Just not in the way you think.
If you sit down with ChatGPT, ask him who your target is and let him simulate a hypothetical conversation with them... that doesn't actually turn out well. The output will be untrustworthy, and you will have nothing to grab. IN You need to use generative AI in a smart way.
One example for all.
Last week we were at Strategic Design dealt with Sense-making workshop. A demanding 3-hour workshop, for which participants need an hour to prepare. Lots of time and energy of very well paid people.

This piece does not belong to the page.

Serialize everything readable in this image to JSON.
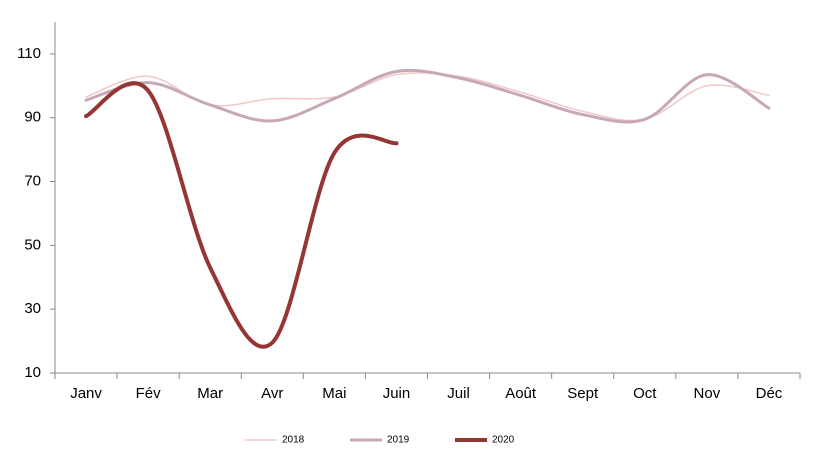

This puts you in front of a dilemma. Either you invest energy in the workshop, or you get those insights with AI tools in 10 minutes. With the participants, we tried this with a number of different tools.
👉 ChatGPT (various models)
👉 Claude 3.5 Sonnet
👉 NotebookLM
👉 MIRO
👉 DeepSeek
We compared the results of AI with the outputs of the same workshop from the previous cycle Strategic Design. Top released Claude 3.5 Sonnet which was prompted by a colleague from the House of Cutter (yes, it was a couple of weeks back, today we are already using version 3.7). The output affected the instrument, model, instruction, and output requirements.
If you try a little, you get a lot of reasonably good insights from generative AI.
AI changes UX/CX design.
At the same time, this is not the whole story.
AI has compared to traditional sense-making workshop fundamental disadvantage. Stakeholders don't come to conclusions from research alone, so you need them influence in another way... to make the project work well. Sometimes the experience of the workshop is much more important than the speed of implementation.
You need outputs quickly for the next work of a small team? Use AI. Tune your prompt, use the best available model, enter detailed output requirements. When you have a fast cycle of research→ideation→validation of ideas... it doesn't matter that sense-making will be imperfect. Speed is important.
You need outputs for long-term documentation? Or to change behavior within the organization? Screw the AI. Do workshop, or more workshops. Get people involved.
AI changes UX/CX design.
And people still matter.
Economists notoriously miss the mark because they assume everything can be measured. Or, they assume measurements to be more than a log of past events. “
-- Alex Morris
Reading for the weekend
A Tech Overlord's Horrifying, Silly Vision for Who Should Rule the World
Elizabeth Spiers mercilessly scoops up the imaginations of Silicon Valley billionaires. The article is older and due to the current situation in the US at the same time very current.